The first thing that I noticed about the VAIO AR61ZU is that it looks exactly like the AR11S that I reviewed two and a half years ago. Of course I accept that manufacturers will use the same chassis for multiple generations of notebook, but I feel that launching a machine that looks identical to one that was launched 30 months ago is a little disappointing. That said, the AR61ZU still looks pretty good, especially for such a large machine - the glossy black finish with chrome accents is, in a strange kind of way, slimming.
Talking of size, this isn't a notebook that you'll want to carry around with you all day. Measuring 416 x 300 x 34mm (WxDxH) and weighing in at around 4kg, this is a true desktop replacement and you're only going to be transporting it when you absolutely have to. As with all notebooks, the overall size of the AR61ZU is dictated by the dimensions of the screen, and what you're getting here is a 17in widescreen display.

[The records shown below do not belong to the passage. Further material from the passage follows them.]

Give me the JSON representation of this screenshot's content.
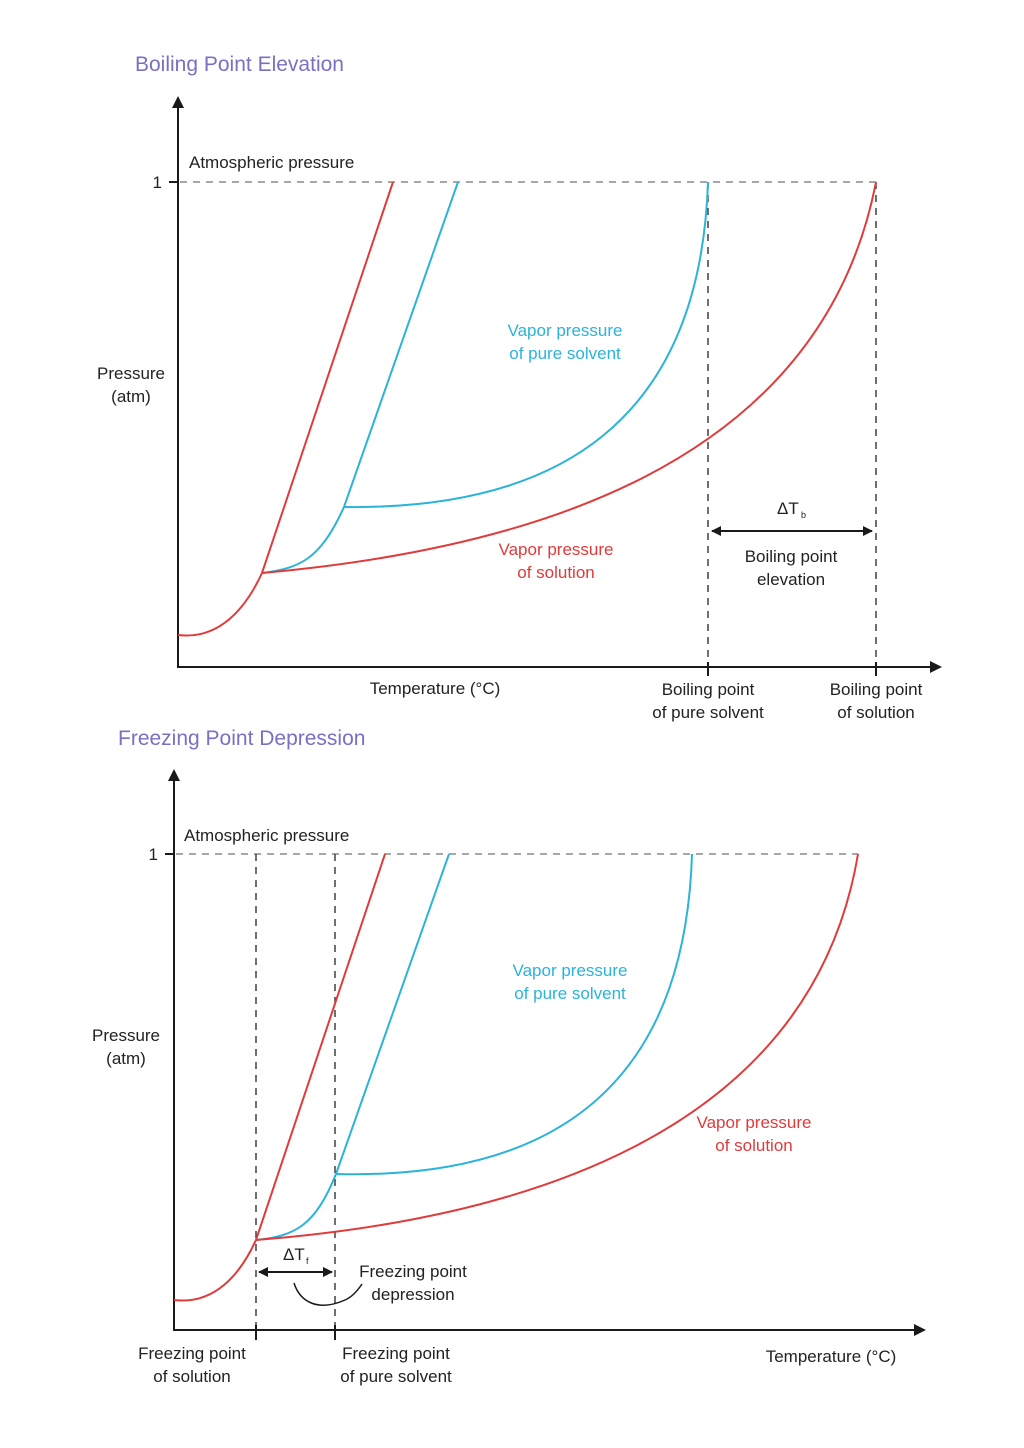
{
  "colors": {
    "title": "#7b6fc4",
    "solution": "#e03b3b",
    "pure_solvent": "#2bb3d9",
    "axis": "#1a1a1a",
    "guide": "#8a8a8a"
  },
  "boiling": {
    "title": "Boiling Point Elevation",
    "y_label_line1": "Pressure",
    "y_label_line2": "(atm)",
    "y_tick": "1",
    "atm_label": "Atmospheric pressure",
    "x_label": "Temperature (°C)",
    "pure_label_line1": "Vapor pressure",
    "pure_label_line2": "of pure solvent",
    "solution_label_line1": "Vapor pressure",
    "solution_label_line2": "of solution",
    "delta_symbol": "ΔT",
    "delta_sub": "b",
    "delta_label_line1": "Boiling point",
    "delta_label_line2": "elevation",
    "bp_pure_line1": "Boiling point",
    "bp_pure_line2": "of pure solvent",
    "bp_solution_line1": "Boiling point",
    "bp_solution_line2": "of solution"
  },
  "freezing": {
    "title": "Freezing Point Depression",
    "y_label_line1": "Pressure",
    "y_label_line2": "(atm)",
    "y_tick": "1",
    "atm_label": "Atmospheric pressure",
    "x_label": "Temperature (°C)",
    "pure_label_line1": "Vapor pressure",
    "pure_label_line2": "of pure solvent",
    "solution_label_line1": "Vapor pressure",
    "solution_label_line2": "of solution",
    "delta_symbol": "ΔT",
    "delta_sub": "f",
    "delta_label_line1": "Freezing point",
    "delta_label_line2": "depression",
    "fp_solution_line1": "Freezing point",
    "fp_solution_line2": "of solution",
    "fp_pure_line1": "Freezing point",
    "fp_pure_line2": "of pure solvent"
  }
}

The good news about the screen is that Sony hasn't just gone for physical size, it has also ensured that the resolution is high enough to make the dimensions worthwhile. With a native resolution of 1,920 x 1,200 the AR61ZU has the same amount of desktop real estate as a 24in desktop monitor, making it an ideal desktop replacement for even heavy PC users. The screen is finished with Sony's X-Black high contrast coating, which ensures that images look bright and vivid, which is exactly what you want from a multimedia notebook.
The large screen means that there's loads of space for the keyboard and associated buttons. Thankfully though, Sony hasn't fallen foul of the mistake that many manufacturers make when creating a large format notebook - squeezing in a numeric pad. The problem with a numeric pad on a notebook keyboard is that it forces the user to sit slightly off centre to the screen when typing. Instead Sony has equipped the AR61ZU with a full size keyboard mounted dead centre, ensuring that your typing and viewing positions are both perfect.